Lowering costs while improving patient care is the goal, and there are eight levels in the optimal adoption of this model. Before implementation, there are often inconsistent records and analytics in the organization that are addressed on a sporadic, as-needed basis; there is no integration, consistency or data governance. However, the first level shows immediate improvement:

1. An Enterprise Data Warehouse

This foundational step for technology and data involves a warehouse with a minimum of HIMSS EMR Stage 3 data, Patient Experience, Financial, Costing, Revenue Cycle and Supply Chain. A searchable metadata repository and insurance claim records are available. Updates take place within a month or less. Data governance starts to take shape.

2. Standardized Patient Registries and Vocabulary

Core data is organized and standardized, with patient registries based upon ICD billing data. Registries and data management capacity evolves gradually.

3. Internal Automated Reporting

Consistent, efficient production is in evidence as analytics are focused upon the production of reports in an efficient, consistent manner that supports the operation and management of the healthcare organization at a basic level.
Key performance indicators can be accessed from both front-line managers and executives.

4. External Automated Reporting

This stage shows consistent, efficient agility and production focused upon consistent report production for key regulatory requirements. Basic keyword searches and centralized data governance are available.

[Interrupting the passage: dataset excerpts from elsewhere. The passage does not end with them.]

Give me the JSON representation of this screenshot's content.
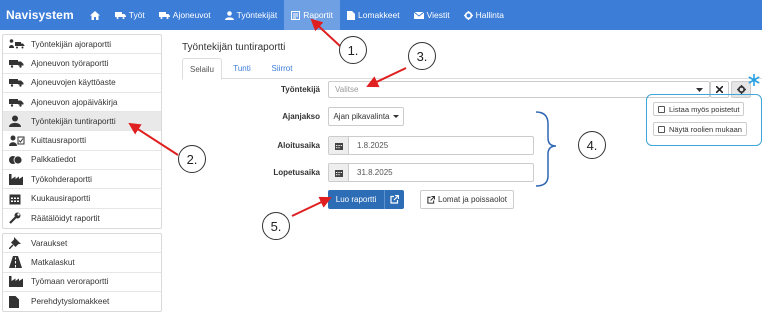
{
  "navbar": {
    "brand": "Navisystem",
    "items": [
      {
        "label": "",
        "icon": "home-icon"
      },
      {
        "label": "Työt",
        "icon": "truck-icon"
      },
      {
        "label": "Ajoneuvot",
        "icon": "truck-icon"
      },
      {
        "label": "Työntekijät",
        "icon": "user-icon"
      },
      {
        "label": "Raportit",
        "icon": "report-icon",
        "active": true
      },
      {
        "label": "Lomakkeet",
        "icon": "file-icon"
      },
      {
        "label": "Viestit",
        "icon": "envelope-icon"
      },
      {
        "label": "Hallinta",
        "icon": "gear-icon"
      }
    ]
  },
  "sidebar": {
    "group1": [
      {
        "label": "Työntekijän ajoraportti",
        "icon": "driver-truck-icon"
      },
      {
        "label": "Ajoneuvon työraportti",
        "icon": "truck-icon"
      },
      {
        "label": "Ajoneuvojen käyttöaste",
        "icon": "truck-icon"
      },
      {
        "label": "Ajoneuvon ajopäiväkirja",
        "icon": "truck-icon"
      },
      {
        "label": "Työntekijän tuntiraportti",
        "icon": "user-icon",
        "active": true
      },
      {
        "label": "Kuittausraportti",
        "icon": "user-check-icon"
      },
      {
        "label": "Palkkatiedot",
        "icon": "money-icon"
      },
      {
        "label": "Työkohderaportti",
        "icon": "factory-icon"
      },
      {
        "label": "Kuukausiraportti",
        "icon": "calendar-icon"
      },
      {
        "label": "Räätälöidyt raportit",
        "icon": "wrench-icon"
      }
    ],
    "group2": [
      {
        "label": "Varaukset",
        "icon": "pin-icon"
      },
      {
        "label": "Matkalaskut",
        "icon": "road-icon"
      },
      {
        "label": "Työmaan veroraportti",
        "icon": "factory-icon"
      },
      {
        "label": "Perehdytyslomakkeet",
        "icon": "file-icon"
      }
    ]
  },
  "main": {
    "title": "Työntekijän tuntiraportti",
    "tabs": [
      "Selailu",
      "Tunti",
      "Siirrot"
    ],
    "form": {
      "employee_label": "Työntekijä",
      "employee_placeholder": "Valitse",
      "period_label": "Ajanjakso",
      "period_value": "Ajan pikavalinta",
      "start_label": "Aloitusaika",
      "start_value": "1.8.2025",
      "end_label": "Lopetusaika",
      "end_value": "31.8.2025",
      "create_button": "Luo raportti",
      "absences_button": "Lomat ja poissaolot"
    },
    "options": {
      "show_deleted": "Listaa myös poistetut",
      "show_by_role": "Näytä roolien mukaan"
    }
  },
  "annotations": [
    "1.",
    "2.",
    "3.",
    "4.",
    "5."
  ],
  "colors": {
    "navbar": "#3c7dd8",
    "primary": "#2d6db5",
    "arrow": "#e02020",
    "bracket": "#2f66b3",
    "options_border": "#3fa4d8"
  }
}
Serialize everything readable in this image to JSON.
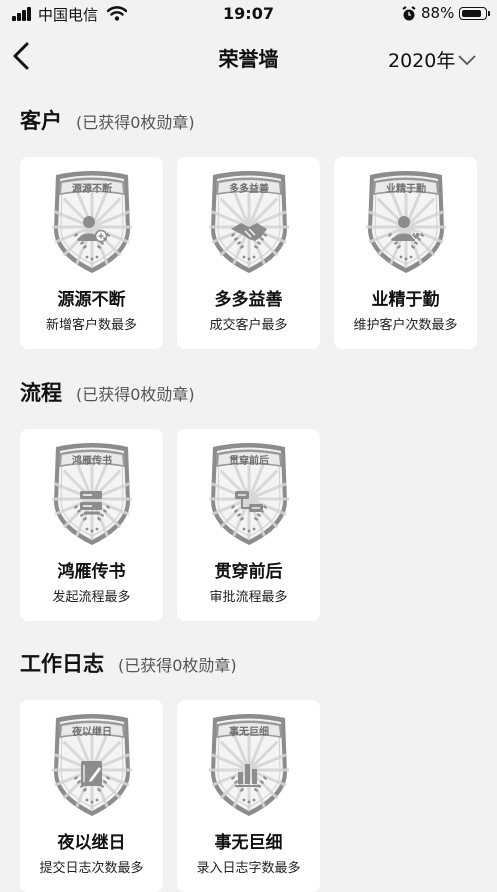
{
  "status_bar": {
    "carrier": "中国电信",
    "time": "19:07",
    "battery_percent": "88%",
    "battery_level": 0.88
  },
  "nav": {
    "title": "荣誉墙",
    "year": "2020年",
    "back_icon": "chevron-left-icon",
    "dropdown_icon": "chevron-down-icon"
  },
  "sections": [
    {
      "title": "客户",
      "count_text": "(已获得0枚勋章)",
      "badges": [
        {
          "name": "源源不断",
          "desc": "新增客户数最多",
          "icon": "add-user-icon"
        },
        {
          "name": "多多益善",
          "desc": "成交客户最多",
          "icon": "handshake-icon"
        },
        {
          "name": "业精于勤",
          "desc": "维护客户次数最多",
          "icon": "user-heart-icon"
        }
      ]
    },
    {
      "title": "流程",
      "count_text": "(已获得0枚勋章)",
      "badges": [
        {
          "name": "鸿雁传书",
          "desc": "发起流程最多",
          "icon": "flow-send-icon"
        },
        {
          "name": "贯穿前后",
          "desc": "审批流程最多",
          "icon": "flow-approve-icon"
        }
      ]
    },
    {
      "title": "工作日志",
      "count_text": "(已获得0枚勋章)",
      "badges": [
        {
          "name": "夜以继日",
          "desc": "提交日志次数最多",
          "icon": "notebook-pen-icon"
        },
        {
          "name": "事无巨细",
          "desc": "录入日志字数最多",
          "icon": "bar-chart-icon"
        }
      ]
    }
  ],
  "colors": {
    "background": "#f1f3f3",
    "card": "#ffffff",
    "badge_gray": "#8c8c8c",
    "badge_light": "#e6e6e6"
  }
}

5. The Variability Reduction of Waste and Care

This stage relates to the management and measurement of evidence-based care and is focused on minimizing waste, reducing variability and measuring adherence to best practices. Management teams focused upon improving patient health are assisted by population-based analytics. Multi-discipline teams monitor how to improve quality and lower cost and risk in a much more precise manner. Data is standardized and evidence-based, a combination of patient registry cost and clinical data that includes all insurance claims. Data is updated within about a week.

6. Suggestive Analytics and Population Health Management

This step involves a financial commitment and preparing the workplace for more integrated analytics and best practices. Half or more of cases use bundled payments, and analytics from point of care to patient care quality, the economics of care, and population management are covered. Bedside devices, external pharmacy data, home monitoring data and more detailed information are also covered. Updates take place within about a day.

7. Predictive Analytics and Clinical Risk Intervention

Higher financial risk can be managed proactively, and analytics expands to cover fixed-fee per capita, diagnosis-based reimbursement models. Beyond just case management, there is also collaboration with payer and clinician partners to manage care with forecasting, predictive modeling and risk stratification. Home monitoring data, protocol-specific outcomes and long-term care facility data are also reported. Updates take place in an hour or less.

8. Prescriptive Analytics and Personalized Medicine

This level involves managing and contracting for health, prescriptive analytics/personalized medicine, wellness management, physical and behavioral functional health, interventional decision support and mass customization of care. Prescriptive analytics at the point of care improve patient outcomes due to analyzing overall population outcomes. There is rapid updating of all data including familial data, biometrics and genomic data.

While health data analytics can be confounding without an adequate structure, if a systematic framework is in place, it can be very helpful in guiding both priorities and approach for success.